Meninos normais sabem jogar bola. Isso diziam os meninos da escola, da vizinhança, de todos os cantos...
Sempre preferi os livros. Mas também não queria ser excluído do time dos espertos. Nesse mundo, para conviver, para ter uma boa "socialização" (palavra tão querida aos pedagogos), é preciso, as vezes, tentar gostar de coisas que gente normal gosta.
Foi assim, então, que tentei ser normal. Era um sábado. Seria a minha grande estréia formal no mundo dos normais. Digo formal porque já tinha, por inúmeras vezes, brincado de bola na rua. Mas eu queria algo mais sério: inscrevi-me em uma escolinha de futebol da cidade (não que me interessasse ser jogador profissional; o que queria, mesmo, era apenas dar uma boa impressão, fazer parte do grupo, alcançar status, semelhante a alguns que estudam Medicina não porque possuam uma vocação médica, mas por status).
Ah! Como ia contando, o tal sábado... Foi a minha primeira partida como titular do time da escolinha contra um adversário importante. O professor me escalou por insistência minha. Hoje, acho que ele bem que deveria simpatizar-se com a pedagogia progressista: "todos os alunos possuem um potencial dentre de si, e o professor deve ser um bom mediador ou incentivador para que esse potencial apareça e se desenvolva... lalalalala"). Mas eu provaria que há competências que não dependem do professor, tampouco do aluno, e que, nem sempre, é possível ser ou fazer o que se quiser, desde que haja estímulos e recursos adequados. Os teólogos dizem que nascemos vocacionados e recebemos de Deus talentos específicos. Eu concordo. Pois vejam o caso de Rubem Alves. Esforçou-se, deu o melhor de si, recebeu lições de exímios pianistas, não lhe faltavam estímulos familiares, teria tudo para ser um excelente músico. Fracassou como pianista, conquistou o mundo como escritor, poeta, educador. Ele disse em algum lugar que não foi capaz de colocar para dentro o piano que estava fora. Aí estava a diferença:o pianista nato não precisa fazer força - apenas coloca para fora o piano que sempre existiu dentro dele.
No meu grande dia deu tudo errado, apesar das orações que fiz antes da partida (é bom lembrar que oração não é palavra mágica da sorte, confissão positiva ou coisa desse tipo, senão coisas ruins não aconteceriam aos que oram). Para começar, estava nervoso, ansioso. Para ficar pior, calcei chuteiras maiores um pouco que meus pés. O zagueiro me fez um passe adiantado, daqueles que põe o outro a correr para alcançar bola. O lance foi bom, mas quando parti, em galope, para pegar o objeto redondo que rastejava velozmente sobre a grama, me desequilibrei e tropecei nas próprias chuteiras (um pé se tornou rival do outro; já imaginaram a cena, não é mesmo?).
Fui retirado da partida.
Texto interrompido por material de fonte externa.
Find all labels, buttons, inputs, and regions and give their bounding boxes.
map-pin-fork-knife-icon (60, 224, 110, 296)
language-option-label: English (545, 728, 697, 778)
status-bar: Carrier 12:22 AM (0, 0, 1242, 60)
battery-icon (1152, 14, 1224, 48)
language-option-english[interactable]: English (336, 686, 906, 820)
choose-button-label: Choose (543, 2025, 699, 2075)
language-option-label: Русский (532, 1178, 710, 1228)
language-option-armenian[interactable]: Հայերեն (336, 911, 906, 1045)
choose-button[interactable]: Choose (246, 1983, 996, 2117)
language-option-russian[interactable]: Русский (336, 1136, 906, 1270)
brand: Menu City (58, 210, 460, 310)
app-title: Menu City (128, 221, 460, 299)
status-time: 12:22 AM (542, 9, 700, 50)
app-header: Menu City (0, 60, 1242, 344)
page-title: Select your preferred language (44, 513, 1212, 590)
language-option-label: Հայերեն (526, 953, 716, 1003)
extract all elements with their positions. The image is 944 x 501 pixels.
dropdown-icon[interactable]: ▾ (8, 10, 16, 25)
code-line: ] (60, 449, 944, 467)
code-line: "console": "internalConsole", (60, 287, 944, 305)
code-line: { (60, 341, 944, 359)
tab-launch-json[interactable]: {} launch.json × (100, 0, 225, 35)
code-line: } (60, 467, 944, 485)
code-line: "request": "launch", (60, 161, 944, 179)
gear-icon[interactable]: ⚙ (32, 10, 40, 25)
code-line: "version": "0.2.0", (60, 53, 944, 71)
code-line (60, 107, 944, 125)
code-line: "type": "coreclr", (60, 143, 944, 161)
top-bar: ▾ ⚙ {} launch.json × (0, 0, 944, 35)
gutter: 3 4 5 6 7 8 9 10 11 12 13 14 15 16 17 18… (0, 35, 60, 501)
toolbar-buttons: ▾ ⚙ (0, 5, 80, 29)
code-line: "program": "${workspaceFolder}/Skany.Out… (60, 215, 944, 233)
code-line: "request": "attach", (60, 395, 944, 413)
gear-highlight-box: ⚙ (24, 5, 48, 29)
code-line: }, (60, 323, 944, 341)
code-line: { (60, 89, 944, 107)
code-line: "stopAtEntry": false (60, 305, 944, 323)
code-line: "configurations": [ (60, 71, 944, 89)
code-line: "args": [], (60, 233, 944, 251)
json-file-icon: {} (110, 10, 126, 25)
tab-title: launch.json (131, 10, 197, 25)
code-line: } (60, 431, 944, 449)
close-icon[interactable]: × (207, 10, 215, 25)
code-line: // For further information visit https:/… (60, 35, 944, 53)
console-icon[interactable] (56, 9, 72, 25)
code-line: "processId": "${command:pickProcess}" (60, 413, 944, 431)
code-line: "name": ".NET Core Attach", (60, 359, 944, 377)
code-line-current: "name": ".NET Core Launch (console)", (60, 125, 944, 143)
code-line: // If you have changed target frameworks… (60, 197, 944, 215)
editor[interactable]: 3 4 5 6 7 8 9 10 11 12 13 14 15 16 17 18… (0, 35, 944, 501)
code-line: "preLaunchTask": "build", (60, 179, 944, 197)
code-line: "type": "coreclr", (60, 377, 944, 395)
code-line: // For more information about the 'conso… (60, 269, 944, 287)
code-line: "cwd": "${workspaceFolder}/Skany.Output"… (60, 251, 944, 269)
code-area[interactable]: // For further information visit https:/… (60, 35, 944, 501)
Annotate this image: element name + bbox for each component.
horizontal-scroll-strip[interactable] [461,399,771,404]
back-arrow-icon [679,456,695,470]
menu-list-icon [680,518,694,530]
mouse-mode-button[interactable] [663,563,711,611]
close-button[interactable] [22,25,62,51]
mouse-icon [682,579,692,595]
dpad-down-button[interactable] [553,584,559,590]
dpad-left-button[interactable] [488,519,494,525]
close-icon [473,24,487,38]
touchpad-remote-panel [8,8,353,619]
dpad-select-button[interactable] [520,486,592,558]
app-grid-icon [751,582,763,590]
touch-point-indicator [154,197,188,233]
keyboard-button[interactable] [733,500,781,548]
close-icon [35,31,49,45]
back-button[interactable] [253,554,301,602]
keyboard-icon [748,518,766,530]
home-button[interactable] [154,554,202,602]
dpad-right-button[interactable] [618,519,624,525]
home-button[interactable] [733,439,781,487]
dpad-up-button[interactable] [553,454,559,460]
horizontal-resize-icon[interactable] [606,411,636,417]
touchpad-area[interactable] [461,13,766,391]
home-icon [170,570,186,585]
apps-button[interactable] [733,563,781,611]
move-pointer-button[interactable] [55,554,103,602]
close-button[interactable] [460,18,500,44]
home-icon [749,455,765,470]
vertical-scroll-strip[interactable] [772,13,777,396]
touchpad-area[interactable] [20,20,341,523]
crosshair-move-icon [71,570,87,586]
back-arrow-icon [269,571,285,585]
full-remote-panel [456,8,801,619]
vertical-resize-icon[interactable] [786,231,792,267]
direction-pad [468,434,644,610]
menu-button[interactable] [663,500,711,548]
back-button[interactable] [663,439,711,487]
Temi olhar para o rosto do técnico (estaria rindo ou com cara de bravo?, essa dúvida me acompanhará para sempre). Quem entrou no meu lugar fez até gol. Não me senti humilhado. Na verdade fiquei feliz. A escolinha era chata; jogar bola na rua era mais divertido e não me exigia tanta técnica. Além disso, fiquei convencido de que minhas habilidades eram outras e estava livre de pressões internas.
Amigos me dizem que estou sedentário, que não posso viver só de livros. Convidaram-me para uma "pelada" hoje. Não sei se vou. Ah... Talvez outro dia. Hoje, preciso continuar a leitura do maravilhoso livro "O Idiota" de Dostoiévski.